Saturday, 14 July 2012
One step backwards.
128 days ago life changed as quickly as a balloon can burst. I suffered a sub arachnoid brain hemorrhage and added complications of a fluid build up hyydrocephalus. These ramblings are not about the fight for survival which I experienced then but a sharing of my views ,feelings and experiences as I take a step backwards my first to date, in what, to date, has been an amazing recovery in a rollercoaster ride. Normal is an illusion let me tell you, but to set the scene, I had reverted to life at somewhat normal levels of activity albeit at a reduce pace to that I lived it at prior to March 8 th when my head went POP. Then last week I felt the tightening band around my head return. Yikes. This unfortunately could only mean one thing,it meant the unwanted extra brain fluid , or gerbil juices as I like to think of them, had returned. Fear of the unknown is tough , fear of what you know brings the added passenger of anxiety. For me it brought with it the memory of my previous experience. Let me tell you, gerbil juice overload is not the best ride you can take in this funfair we called life. I confess to being angry that it was happening to me again and a little scared of the pain I knew that would inevitably follow in the coming days. That was last Friday. Since that time I have had drain off of gerbil juice,not unlike to the first stage of an oil change I imagine. Undignified. Tick. Painful. Tick. I have slept on a ward with an ever changing array of women.
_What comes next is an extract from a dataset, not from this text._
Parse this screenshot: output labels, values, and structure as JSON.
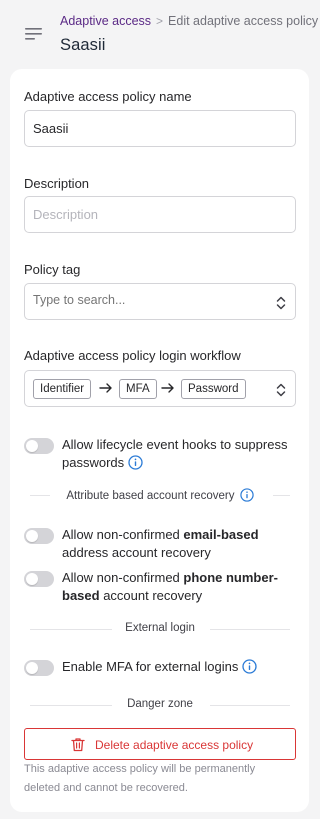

Loud. Tick. Smelly. Sometimes. I have been sad, been happy, been sick. The one constant thing I am focussed is getting better....which I am. What's the next step. Well first is that my doctor who treated me last time is back from holiday tomorrow and maybe then we can come up with a plan to stop these gerbils peeing in my head. Until then I hang in there. I cope with the pain. I forgive my nurses for being dismissive or slopy shouldered in administering duties on the odd occasion. Until then I don't inhale someone's (or my own) fart , I eat the inedible food and sleep through the noise. Until then. Because I am thankful to be here at all so know none of the other stuff matters really. Love. Kindness. Compassion. Family. Friends. These are what matters in my life and again and again they reveal themselves so I know on Monday there will be a plan and a way forward. Onwards and upwards.